What happens next if PSA levels are elevated?
According to the same site, if you are between the ages of 45 and 75 and your PSA levels are below 1 nanogram per deciliter (ng/mL) and the DRE shows no red flags, you can repeat the test. every 2 to 4 years. If your PSA level is between 1 and 3 ng/mL with a normal digital rectal exam, you should be screened annually or biannually. If your PSA level is above 3 ng/mL or if the digital rectal exam reveals red flags, your doctor may want to investigate further sooner.
For people over 75, you should continue to get tested every 1 to 4 years if your PSA level was below 3 ng/mL and digital rectal examination was normal. For superior results or if the digital rectal exam « is very suspicious », you may need to have further tests from your doctor.
What can you expect from a PSA test?
The Prostate Cancer Foundation says the test itself is relatively simple, noting that a « small amount » of blood is taken from the arm to be analyzed in the lab. The PSA level will then be determined, but the source notes that a high reading doesn’t necessarily mean you have prostate cancer. In fact, in some cases, men with normal readings may have prostate cancer.
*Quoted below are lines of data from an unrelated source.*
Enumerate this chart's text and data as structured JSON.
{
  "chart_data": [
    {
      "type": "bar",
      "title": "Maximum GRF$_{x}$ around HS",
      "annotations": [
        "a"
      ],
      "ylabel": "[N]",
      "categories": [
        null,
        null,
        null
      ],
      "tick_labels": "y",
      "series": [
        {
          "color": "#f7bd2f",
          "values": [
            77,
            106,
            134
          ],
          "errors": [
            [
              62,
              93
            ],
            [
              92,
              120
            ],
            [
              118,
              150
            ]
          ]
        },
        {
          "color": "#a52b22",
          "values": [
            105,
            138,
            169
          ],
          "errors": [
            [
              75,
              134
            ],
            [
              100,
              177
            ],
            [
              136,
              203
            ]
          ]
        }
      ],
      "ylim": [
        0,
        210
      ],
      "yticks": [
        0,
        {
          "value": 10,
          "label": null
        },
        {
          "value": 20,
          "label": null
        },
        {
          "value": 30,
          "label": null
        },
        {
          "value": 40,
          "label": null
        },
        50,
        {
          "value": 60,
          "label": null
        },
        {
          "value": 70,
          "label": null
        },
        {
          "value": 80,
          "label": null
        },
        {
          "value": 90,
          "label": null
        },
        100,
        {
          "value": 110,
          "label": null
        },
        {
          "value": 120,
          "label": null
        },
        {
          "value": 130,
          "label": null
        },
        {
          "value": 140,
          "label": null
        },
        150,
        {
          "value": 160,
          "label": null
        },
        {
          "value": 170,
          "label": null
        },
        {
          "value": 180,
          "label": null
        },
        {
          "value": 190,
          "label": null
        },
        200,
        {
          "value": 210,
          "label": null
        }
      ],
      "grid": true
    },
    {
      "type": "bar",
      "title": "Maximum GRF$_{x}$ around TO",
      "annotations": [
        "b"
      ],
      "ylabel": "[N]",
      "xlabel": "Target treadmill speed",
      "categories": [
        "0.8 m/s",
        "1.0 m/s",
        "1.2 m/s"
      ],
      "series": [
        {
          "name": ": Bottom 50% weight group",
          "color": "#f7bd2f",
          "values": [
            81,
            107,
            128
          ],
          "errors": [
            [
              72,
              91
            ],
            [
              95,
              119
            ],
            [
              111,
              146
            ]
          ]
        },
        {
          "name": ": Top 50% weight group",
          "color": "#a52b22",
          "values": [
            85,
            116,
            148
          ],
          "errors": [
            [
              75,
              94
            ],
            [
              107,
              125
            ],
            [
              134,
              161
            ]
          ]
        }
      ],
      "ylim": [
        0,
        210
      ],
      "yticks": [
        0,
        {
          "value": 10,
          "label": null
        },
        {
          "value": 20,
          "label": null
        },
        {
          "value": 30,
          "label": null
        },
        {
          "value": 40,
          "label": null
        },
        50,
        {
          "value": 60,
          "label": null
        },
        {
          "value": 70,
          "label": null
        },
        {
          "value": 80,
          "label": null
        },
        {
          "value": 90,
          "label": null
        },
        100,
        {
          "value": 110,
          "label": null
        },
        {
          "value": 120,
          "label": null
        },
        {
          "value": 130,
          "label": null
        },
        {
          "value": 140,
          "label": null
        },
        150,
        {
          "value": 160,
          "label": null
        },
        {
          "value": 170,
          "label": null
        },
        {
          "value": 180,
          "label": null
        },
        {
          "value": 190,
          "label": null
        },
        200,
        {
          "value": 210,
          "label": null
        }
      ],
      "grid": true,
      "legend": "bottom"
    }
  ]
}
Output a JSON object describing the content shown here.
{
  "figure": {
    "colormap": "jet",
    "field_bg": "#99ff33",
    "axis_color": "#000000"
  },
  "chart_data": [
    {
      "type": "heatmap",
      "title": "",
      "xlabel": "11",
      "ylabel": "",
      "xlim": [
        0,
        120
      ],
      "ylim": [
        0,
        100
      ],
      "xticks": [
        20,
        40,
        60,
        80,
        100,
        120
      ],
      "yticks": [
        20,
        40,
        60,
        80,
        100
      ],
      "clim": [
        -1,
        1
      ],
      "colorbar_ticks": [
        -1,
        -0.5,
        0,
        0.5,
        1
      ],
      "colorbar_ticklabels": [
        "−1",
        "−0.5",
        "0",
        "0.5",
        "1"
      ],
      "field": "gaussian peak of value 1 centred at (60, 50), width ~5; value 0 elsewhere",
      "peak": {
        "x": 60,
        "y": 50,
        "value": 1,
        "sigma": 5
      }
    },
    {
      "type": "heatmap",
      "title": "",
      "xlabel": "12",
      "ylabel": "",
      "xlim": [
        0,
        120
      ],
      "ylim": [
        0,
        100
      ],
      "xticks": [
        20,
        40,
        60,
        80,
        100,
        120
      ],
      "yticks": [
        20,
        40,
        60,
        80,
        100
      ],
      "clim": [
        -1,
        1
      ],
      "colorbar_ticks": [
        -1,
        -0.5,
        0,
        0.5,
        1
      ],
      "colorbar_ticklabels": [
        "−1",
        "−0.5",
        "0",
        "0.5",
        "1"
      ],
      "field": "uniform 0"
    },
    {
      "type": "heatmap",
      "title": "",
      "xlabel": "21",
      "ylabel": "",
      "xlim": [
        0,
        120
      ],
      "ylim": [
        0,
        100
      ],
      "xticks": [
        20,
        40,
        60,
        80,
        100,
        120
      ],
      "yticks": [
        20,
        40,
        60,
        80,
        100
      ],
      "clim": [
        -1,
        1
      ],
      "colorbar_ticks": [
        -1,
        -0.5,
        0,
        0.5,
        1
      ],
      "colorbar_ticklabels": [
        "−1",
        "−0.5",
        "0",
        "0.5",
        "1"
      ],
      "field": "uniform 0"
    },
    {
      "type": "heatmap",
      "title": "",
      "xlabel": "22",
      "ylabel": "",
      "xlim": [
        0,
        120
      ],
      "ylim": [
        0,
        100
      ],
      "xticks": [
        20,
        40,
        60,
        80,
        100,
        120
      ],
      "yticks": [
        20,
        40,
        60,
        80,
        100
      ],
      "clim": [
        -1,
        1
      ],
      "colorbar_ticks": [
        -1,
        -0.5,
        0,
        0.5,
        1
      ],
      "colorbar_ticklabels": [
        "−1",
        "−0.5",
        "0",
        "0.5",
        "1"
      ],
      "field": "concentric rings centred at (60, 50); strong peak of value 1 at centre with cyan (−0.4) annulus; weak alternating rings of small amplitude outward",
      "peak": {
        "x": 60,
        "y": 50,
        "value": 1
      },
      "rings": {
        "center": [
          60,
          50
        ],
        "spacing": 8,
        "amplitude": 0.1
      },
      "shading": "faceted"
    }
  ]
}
He explains that the PSA test is just the beginning to determine if further screening is warranted. This could include the DRE if not administered before the PSA test, the source says. Other tests may be needed, such as magnetic resonance imaging (MRI) to examine the prostate itself, as well as to determine PSA density and velocity (rate of increase), before deciding to a prostate biopsy.